| Guante v City of New York |
| 2020 NY Slip Op 02244 [182 AD3d 456] |
| April 9, 2020 |
| Appellate Division, First Department |
| Published by New York State Law Reporting Bureau pursuant to Judiciary Law § 431. |
| Alfredo Guante, Respondent, v City of New York et al., Respondents, and Emilio Del Villar et al., Appellants. |
McCabe, Collins, McGeough, Fowler, Levine & Nogan, LLP, Carle Place (James M. Hayes of counsel), for appellants.
Wingate, Russotti, Shapiro & Halperin, LLP, New York (Joseph P. Stoduto of counsel), for Alfredo Guante, respondent.
James E. Johnson, Corporation Counsel, New York (Mackenzie Fillow of counsel), for The City of New York and another, respondents.
Order, Supreme Court, Bronx County (Mitchell J. Danziger, J.), entered on or about June 24, 2019, which denied the motion of defendants Emilio and Maria Del Villar for summary judgment dismissing the complaint as against them, unanimously affirmed, without costs.

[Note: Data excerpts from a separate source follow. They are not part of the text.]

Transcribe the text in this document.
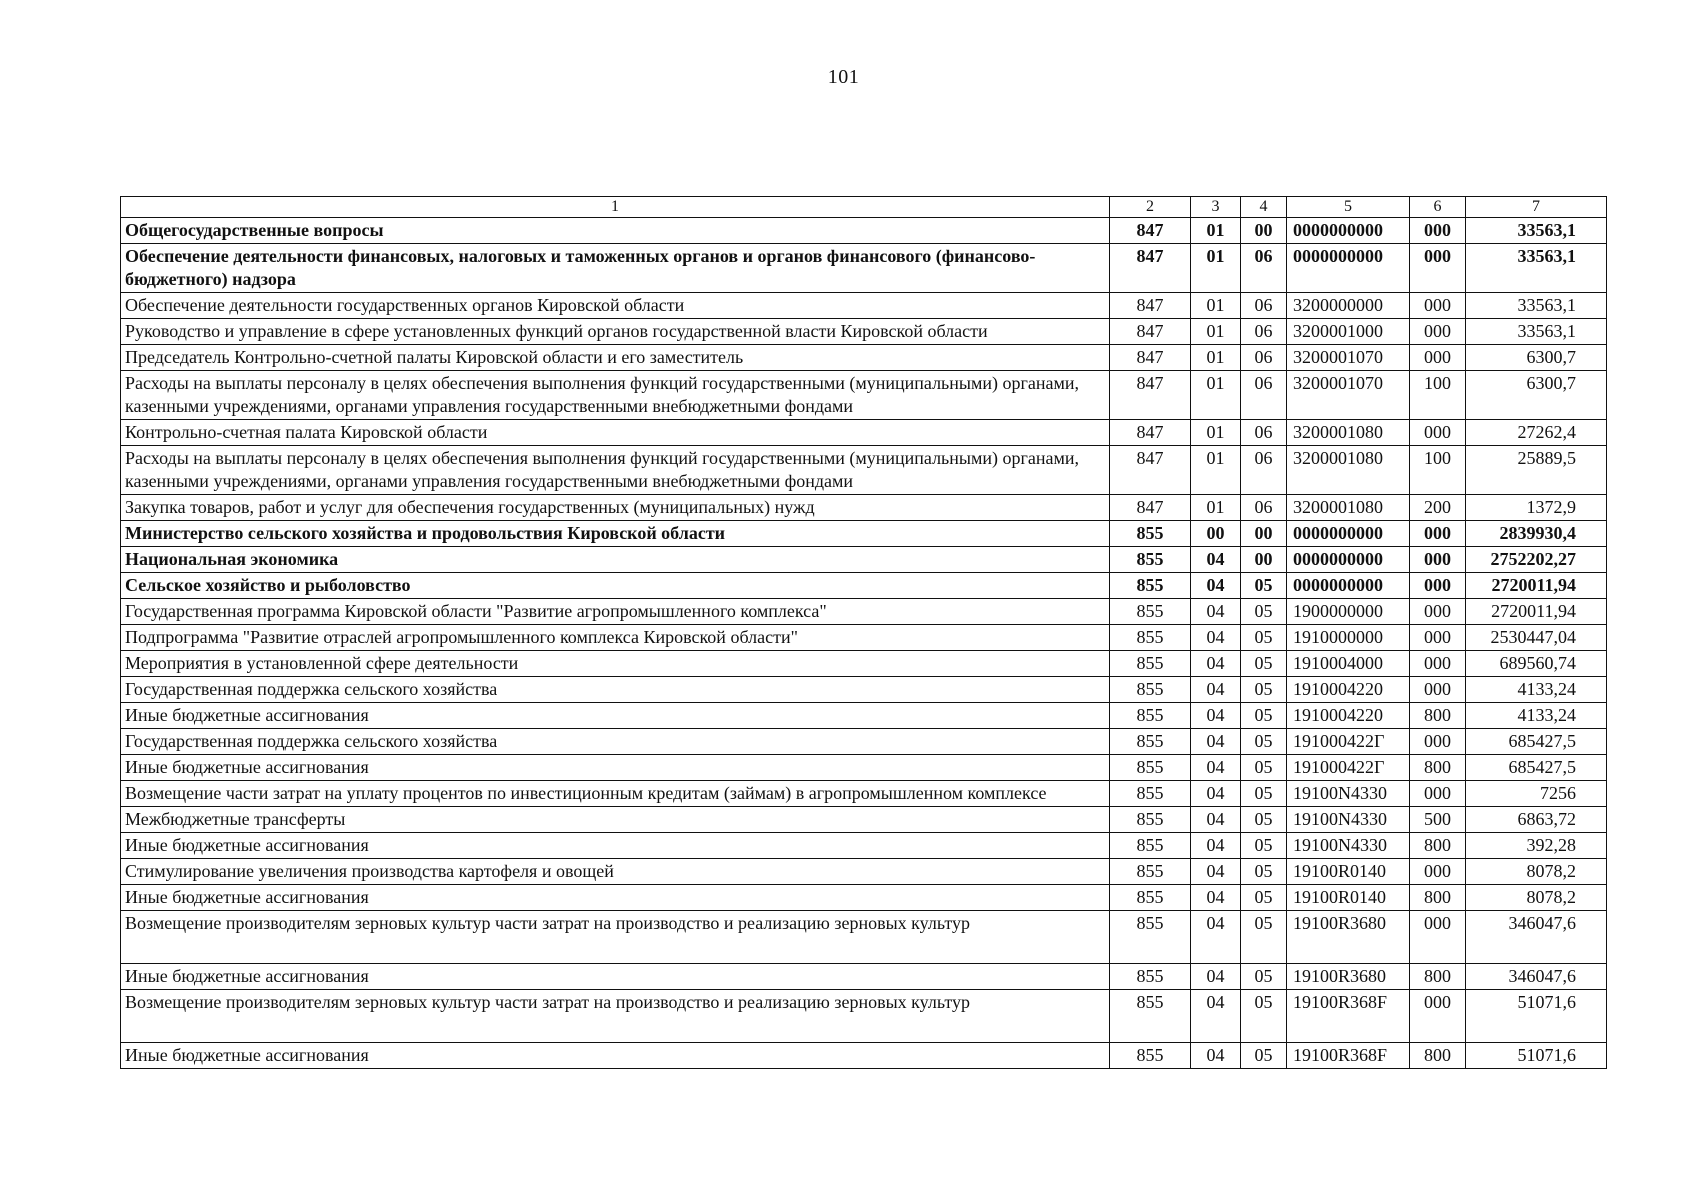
101
1	2	3	4	5	6	7
Общегосударственные вопросы	847	01	00	0000000000	000	33563,1
Обеспечение деятельности финансовых, налоговых и таможенных органов и органов финансового (финансово-бюджетного) надзора	847	01	06	0000000000	000	33563,1
Обеспечение деятельности государственных органов Кировской области	847	01	06	3200000000	000	33563,1
Руководство и управление в сфере установленных функций органов государственной власти Кировской области	847	01	06	3200001000	000	33563,1
Председатель Контрольно-счетной палаты Кировской области и его заместитель	847	01	06	3200001070	000	6300,7
Расходы на выплаты персоналу в целях обеспечения выполнения функций государственными (муниципальными) органами, казенными учреждениями, органами управления государственными внебюджетными фондами	847	01	06	3200001070	100	6300,7
Контрольно-счетная палата Кировской области	847	01	06	3200001080	000	27262,4
Расходы на выплаты персоналу в целях обеспечения выполнения функций государственными (муниципальными) органами, казенными учреждениями, органами управления государственными внебюджетными фондами	847	01	06	3200001080	100	25889,5
Закупка товаров, работ и услуг для обеспечения государственных (муниципальных) нужд	847	01	06	3200001080	200	1372,9
Министерство сельского хозяйства и продовольствия Кировской области	855	00	00	0000000000	000	2839930,4
Национальная экономика	855	04	00	0000000000	000	2752202,27
Сельское хозяйство и рыболовство	855	04	05	0000000000	000	2720011,94
Государственная программа Кировской области "Развитие агропромышленного комплекса"	855	04	05	1900000000	000	2720011,94
Подпрограмма "Развитие отраслей агропромышленного комплекса Кировской области"	855	04	05	1910000000	000	2530447,04
Мероприятия в установленной сфере деятельности	855	04	05	1910004000	000	689560,74
Государственная поддержка сельского хозяйства	855	04	05	1910004220	000	4133,24
Иные бюджетные ассигнования	855	04	05	1910004220	800	4133,24
Государственная поддержка сельского хозяйства	855	04	05	191000422Г	000	685427,5
Иные бюджетные ассигнования	855	04	05	191000422Г	800	685427,5
Возмещение части затрат на уплату процентов по инвестиционным кредитам (займам) в агропромышленном комплексе	855	04	05	19100N4330	000	7256
Межбюджетные трансферты	855	04	05	19100N4330	500	6863,72
Иные бюджетные ассигнования	855	04	05	19100N4330	800	392,28
Стимулирование увеличения производства картофеля и овощей	855	04	05	19100R0140	000	8078,2
Иные бюджетные ассигнования	855	04	05	19100R0140	800	8078,2
Возмещение производителям зерновых культур части затрат на производство и реализацию зерновых культур	855	04	05	19100R3680	000	346047,6
Иные бюджетные ассигнования	855	04	05	19100R3680	800	346047,6
Возмещение производителям зерновых культур части затрат на производство и реализацию зерновых культур	855	04	05	19100R368F	000	51071,6
Иные бюджетные ассигнования	855	04	05	19100R368F	800	51071,6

Defendants Emilio and Maria Del Villar failed to establish prima facie entitlement to judgment as a matter of law in this action where plaintiff alleges that he was injured when he tripped and fell on the sidewalk abutting their property. Although the City is responsible for maintaining the area that is designated a bus stop location (see Bednark v City of New York, 162 AD3d 565 [1st Dept 2018]), the motion court properly denied defendants' motion as premature, since discovery had not been completed. On the record presented, there is no way to determine whether plaintiff fell within a designated bus stop (see McCormick v City of New York, 165 AD3d 565 [1st Dept 2018]; Munasca v Morrison Mgt. LLC, 111 AD3d 564, 565 [1st Dept 2013]). Concur—Friedman, J.P., Kapnick, Webber, González, JJ.